Jack Mapanje, the country's best known poet, is also in detention. He has been held since September 1987, apparently because of the increasingly political nature of his poetry. Under the 1965 Public Security Regulations, the president can order the indefinite detention of anyone "for the preservation of public order." It is not clear whether Mapanje has ever been served with such an order. What is known is that he and other detainees are held at Mikuyu Prison. Those detained under the regulations also include Machipisa Munthali, who has been held without charge for more than 20 years.
Despite this history of repression, the U.S. government has never paid much attention to Malawi. There was a brief spurt of interest in Malawi in 1989, when Senator Paul Simon introduced an amendment to the appropriations bill that would have provided $5 million to the Malawi government to shore up its military capacity so that it could protect the on-going renovation of the Nacala railroad, which links Malawi to the port of Nacala in Mozambique. Human rights groups expressed concern about any form of military assistance to a government engaged in gross abuses, and the amendment was withdrawn.
In fiscal year 1989, Malawi received $19.7 million in development assistance, $24.6 million in food assistance under the P.L. 480 program and $60,000 under the military assistance program. In addition, $238,000 was spent under the International Military and Educational Training program. The increased amount under the P.L. 480 program ($18.9 million was provided in fiscal year 1988) reflects emergency assistance provided to the 750,000 Mozambican refugees now in Malawi.
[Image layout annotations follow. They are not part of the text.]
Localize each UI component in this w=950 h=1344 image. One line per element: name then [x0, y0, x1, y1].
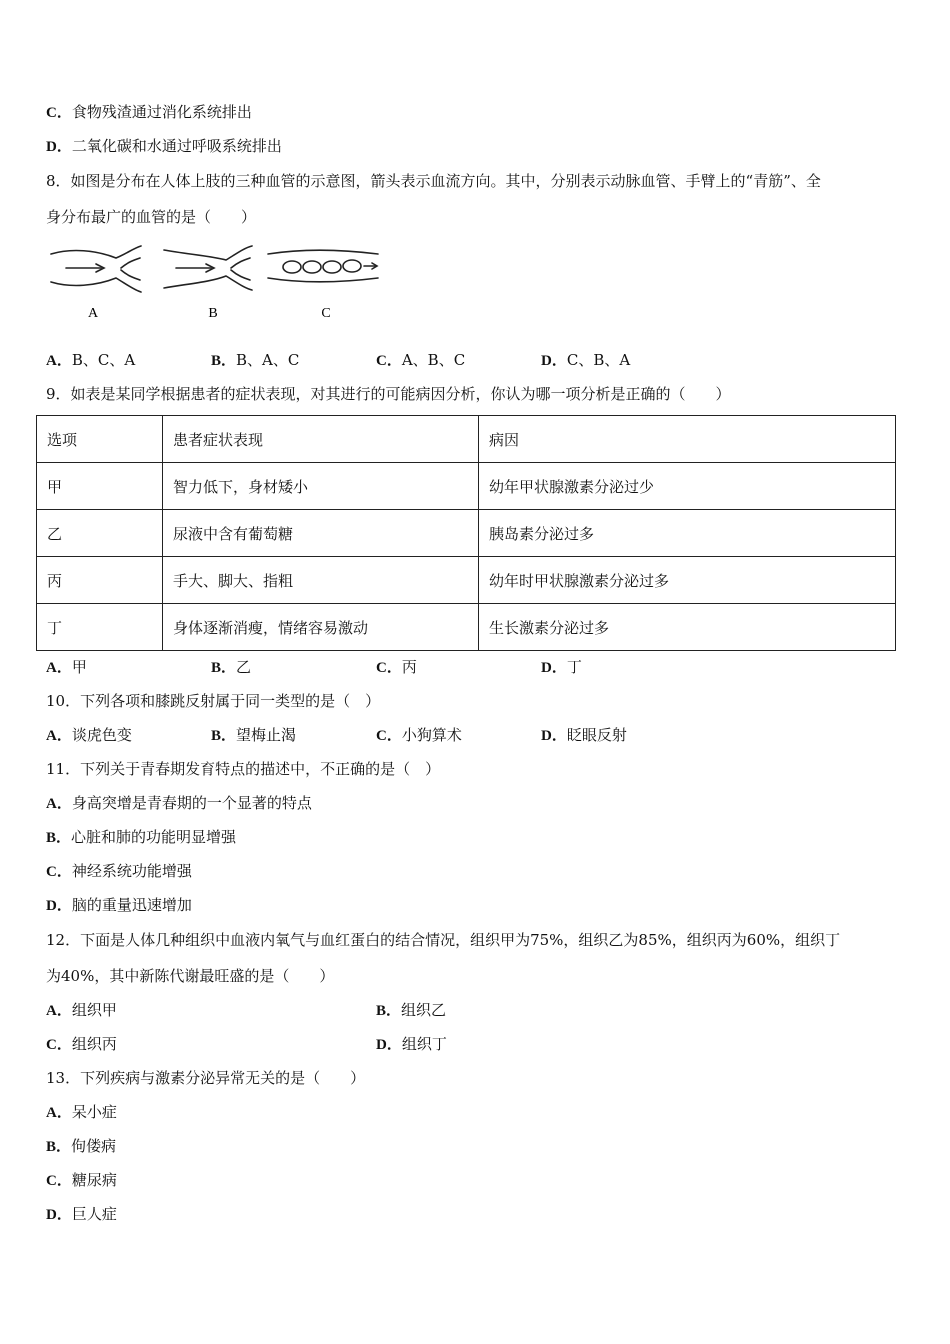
q9-option-c: C．丙	[376, 658, 417, 676]
q11-option-a: A．身高突增是青春期的一个显著的特点	[46, 794, 312, 812]
q11-option-d: D．脑的重量迅速增加	[46, 896, 192, 914]
q13-stem: 13．下列疾病与激素分泌异常无关的是（ ）	[46, 1069, 366, 1087]
q8-option-a: A．B、C、A	[46, 351, 136, 369]
q9-option-a: A．甲	[46, 658, 87, 676]
q12-stem-line2: 为40%，其中新陈代谢最旺盛的是（ ）	[46, 967, 335, 985]
vessel-a-top	[51, 246, 141, 258]
table-cell: 丙	[37, 557, 163, 604]
q10-option-b: B．望梅止渴	[211, 726, 297, 744]
vessel-a-bottom	[51, 278, 141, 292]
q12-option-d: D．组织丁	[376, 1035, 447, 1053]
q13-option-b: B．佝偻病	[46, 1137, 117, 1155]
q10-option-a: A．谈虎色变	[46, 726, 132, 744]
table-row	[37, 510, 896, 557]
table-cell: 智力低下，身材矮小	[163, 463, 479, 510]
q7-option-d: D．二氧化碳和水通过呼吸系统排出	[46, 137, 282, 155]
q9-option-b: B．乙	[211, 658, 252, 676]
q8-option-b: B．B、A、C	[211, 351, 300, 369]
q11-option-c: C．神经系统功能增强	[46, 862, 192, 880]
q7-option-c: C．食物残渣通过消化系统排出	[46, 103, 252, 121]
figure-label-b: B	[208, 306, 218, 321]
q10-option-d: D．眨眼反射	[541, 726, 627, 744]
q8-option-d: D．C、B、A	[541, 351, 631, 369]
table-header-row	[37, 416, 896, 463]
q12-option-c: C．组织丙	[46, 1035, 117, 1053]
table-cell: 甲	[37, 463, 163, 510]
table-cell: 丁	[37, 604, 163, 651]
q9-table	[36, 415, 896, 651]
q13-option-c: C．糖尿病	[46, 1171, 117, 1189]
blood-vessel-figure	[46, 240, 386, 325]
q11-stem: 11．下列关于青春期发育特点的描述中，不正确的是（ ）	[46, 760, 441, 778]
table-cell: 身体逐渐消瘦，情绪容易激动	[163, 604, 479, 651]
q13-option-d: D．巨人症	[46, 1205, 117, 1223]
table-header-cell: 患者症状表现	[163, 416, 479, 463]
table-row	[37, 463, 896, 510]
q8-stem-line2: 身分布最广的血管的是（ ）	[46, 208, 257, 226]
q8-option-c: C．A、B、C	[376, 351, 466, 369]
table-cell: 幼年甲状腺激素分泌过少	[479, 463, 896, 510]
figure-label-a: A	[87, 306, 99, 321]
table-header-cell: 选项	[37, 416, 163, 463]
table-cell: 尿液中含有葡萄糖	[163, 510, 479, 557]
q12-option-a: A．组织甲	[46, 1001, 117, 1019]
table-header-cell: 病因	[479, 416, 896, 463]
table-row	[37, 557, 896, 604]
q12-option-b: B．组织乙	[376, 1001, 447, 1019]
q11-option-b: B．心脏和肺的功能明显增强	[46, 828, 237, 846]
table-cell: 生长激素分泌过多	[479, 604, 896, 651]
table-cell: 手大、脚大、指粗	[163, 557, 479, 604]
q9-stem: 9．如表是某同学根据患者的症状表现，对其进行的可能病因分析，你认为哪一项分析是正确的（ ）	[46, 385, 731, 403]
q12-stem-line1: 12．下面是人体几种组织中血液内氧气与血红蛋白的结合情况，组织甲为75%，组织乙为85%，组织丙为60%，组织丁	[46, 931, 841, 949]
q10-stem: 10．下列各项和膝跳反射属于同一类型的是（ ）	[46, 692, 381, 710]
q13-option-a: A．呆小症	[46, 1103, 117, 1121]
table-cell: 胰岛素分泌过多	[479, 510, 896, 557]
q10-option-c: C．小狗算术	[376, 726, 462, 744]
q9-option-d: D．丁	[541, 658, 582, 676]
q8-stem-line1: 8．如图是分布在人体上肢的三种血管的示意图，箭头表示血流方向。其中，分别表示动脉血管、手臂上的“青筋”、全	[46, 172, 821, 190]
figure-label-c: C	[321, 306, 331, 321]
table-cell: 幼年时甲状腺激素分泌过多	[479, 557, 896, 604]
table-row	[37, 604, 896, 651]
table-cell: 乙	[37, 510, 163, 557]
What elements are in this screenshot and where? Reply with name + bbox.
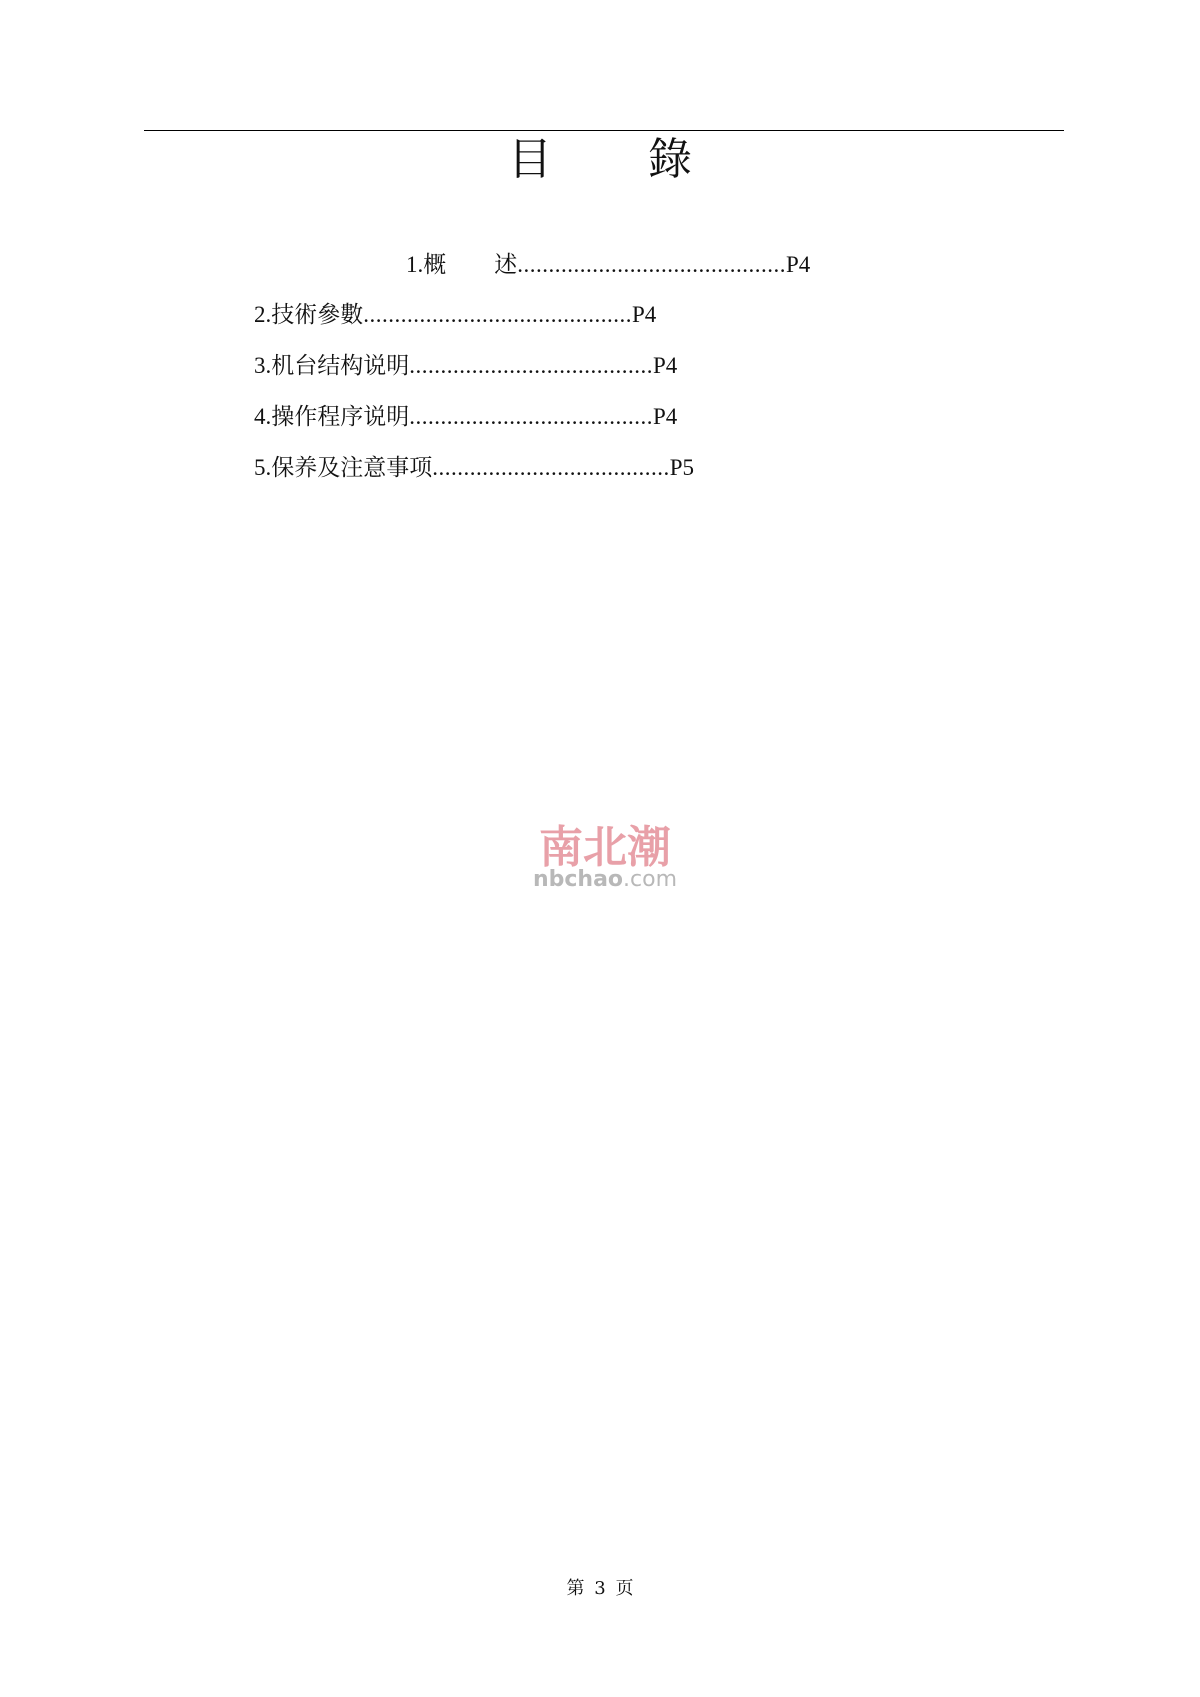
- page-title-char-2: 錄: [648, 134, 692, 185]
- toc-entry-title: 保养及注意事项: [271, 455, 433, 480]
- watermark-chinese: 南北潮: [539, 822, 671, 873]
- toc-entry-leader: ......................................: [432, 455, 670, 480]
- watermark-latin-main: nbchao: [532, 867, 624, 892]
- toc-entry-leader: .......................................: [409, 353, 653, 378]
- toc-entry-number: 3.: [254, 353, 272, 378]
- toc-entry-number: 2.: [254, 302, 272, 327]
- toc-entry-leader: ...........................................: [363, 302, 632, 327]
- toc-entry-leader: .......................................: [409, 404, 653, 429]
- toc-entry-title-part-1: 概: [423, 252, 447, 277]
- toc-entry-number: 5.: [254, 455, 272, 480]
- toc-entry-page: P5: [669, 455, 695, 480]
- toc-list: [0, 0, 1200, 600]
- watermark-latin-suffix: .com: [623, 867, 678, 892]
- toc-entry-page: P4: [632, 302, 657, 327]
- toc-entry-maintenance-notes[interactable]: [254, 453, 694, 483]
- watermark-logo: [520, 820, 690, 892]
- toc-entry-title-part-2: 述: [494, 252, 518, 277]
- toc-entry-number: 4.: [254, 404, 272, 429]
- toc-entry-page: P4: [653, 353, 678, 378]
- page-number: 第 3 页: [566, 1578, 634, 1599]
- toc-entry-page: P4: [653, 404, 678, 429]
- toc-entry-title: 技術參數: [271, 302, 364, 327]
- page-title-char-1: 目: [508, 134, 552, 185]
- toc-entry-machine-structure[interactable]: [254, 351, 677, 381]
- toc-entry-overview[interactable]: [406, 250, 810, 280]
- toc-entry-page: P4: [786, 252, 811, 277]
- toc-entry-technical-parameters[interactable]: [254, 300, 656, 330]
- toc-entry-title: 操作程序说明: [271, 404, 410, 429]
- toc-entry-operating-procedure[interactable]: [254, 402, 677, 432]
- toc-entry-number: 1.: [406, 252, 424, 277]
- watermark-latin: [533, 867, 677, 892]
- toc-entry-leader: ...........................................: [517, 252, 786, 277]
- watermark-svg: [520, 820, 690, 892]
- toc-entry-title: 机台结构说明: [271, 353, 410, 378]
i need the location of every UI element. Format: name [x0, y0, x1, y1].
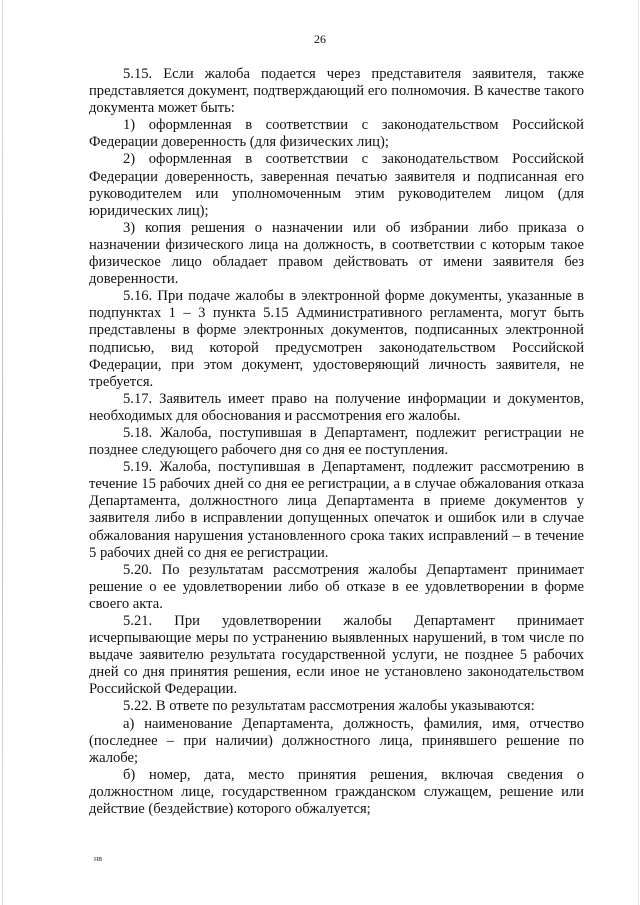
paragraph-5-17: 5.17. Заявитель имеет право на получение информации и документов, необходимых для обоснования и рассмотрения его жалобы.: [89, 390, 584, 424]
paragraph-5-21: 5.21. При удовлетворении жалобы Департамент принимает исчерпывающие меры по устранению выявленных нарушений, в том числе по выдаче заявителю результата государственной услуги, не позднее 5 рабочих дней со дня принятия решения, если иное не установлено законодательством Российской Федерации.: [89, 613, 584, 698]
paragraph-item-b: б) номер, дата, место принятия решения, включая сведения о должностном лице, государственном гражданском служащем, решение или действие (бездействие) которого обжалуется;: [89, 766, 584, 818]
paragraph-5-19: 5.19. Жалоба, поступившая в Департамент, подлежит рассмотрению в течение 15 рабочих дней со дня ее регистрации, а в случае обжалования отказа Департамента, должностного лица Департамента в приеме документов у заявителя либо в исправлении допущенных опечаток и ошибок или в случае обжалования нарушения установленного срока таких исправлений – в течение 5 рабочих дней со дня ее регистрации.: [89, 459, 584, 561]
paragraph-5-15: 5.15. Если жалоба подается через представителя заявителя, также представляется документ, подтверждающий его полномочия. В качестве такого документа может быть:: [89, 66, 584, 117]
paragraph-5-16: 5.16. При подаче жалобы в электронной форме документы, указанные в подпунктах 1 – 3 пункта 5.15 Административного регламента, могут быть представлены в форме электронных документов, подписанных электронной подписью, вид которой предусмотрен законодательством Российской Федерации, при этом документ, удостоверяющий личность заявителя, не требуется.: [89, 288, 584, 390]
paragraph-item-1: 1) оформленная в соответствии с законодательством Российской Федерации доверенность (для физических лиц);: [89, 117, 584, 151]
footer-mark: нв: [94, 854, 103, 863]
scan-edge-right: [638, 0, 639, 905]
page-number: 26: [314, 32, 326, 46]
paragraph-item-3: 3) копия решения о назначении или об избрании либо приказа о назначении физического лица на должность, в соответствии с которым такое физическое лицо обладает правом действовать от имени заявителя без доверенности.: [89, 219, 584, 288]
paragraph-item-a: а) наименование Департамента, должность, фамилия, имя, отчество (последнее – при наличии) должностного лица, принявшего решение по жалобе;: [89, 715, 584, 766]
paragraph-5-22: 5.22. В ответе по результатам рассмотрения жалобы указываются:: [123, 698, 535, 715]
scan-edge-left: [2, 0, 3, 905]
paragraph-5-20: 5.20. По результатам рассмотрения жалобы Департамент принимает решение о ее удовлетворении либо об отказе в ее удовлетворении в форме своего акта.: [89, 561, 584, 612]
paragraph-item-2: 2) оформленная в соответствии с законодательством Российской Федерации доверенность, заверенная печатью заявителя и подписанная его руководителем или уполномоченным этим руководителем лицом (для юридических лиц);: [89, 151, 584, 219]
document-body: [89, 66, 584, 818]
paragraph-5-18: 5.18. Жалоба, поступившая в Департамент, подлежит регистрации не позднее следующего рабочего дня со дня ее поступления.: [89, 424, 584, 459]
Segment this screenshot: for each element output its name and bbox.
The total amount of assistance, though small in comparative terms, is important to a landlocked country with few natural resources; Malawi will spend $100 million in scarce foreign exchange this year to transport its tea, tobacco and sugar to South African ports. The lack of a discernible policy linking this aid to respect of human rights in Malawi has prevented the effective use of this financial leverage. We urge the Bush administration to treat the human rights situation in Malawi as a high priority in its bilateral relations and to use its leverage to address this serious situation.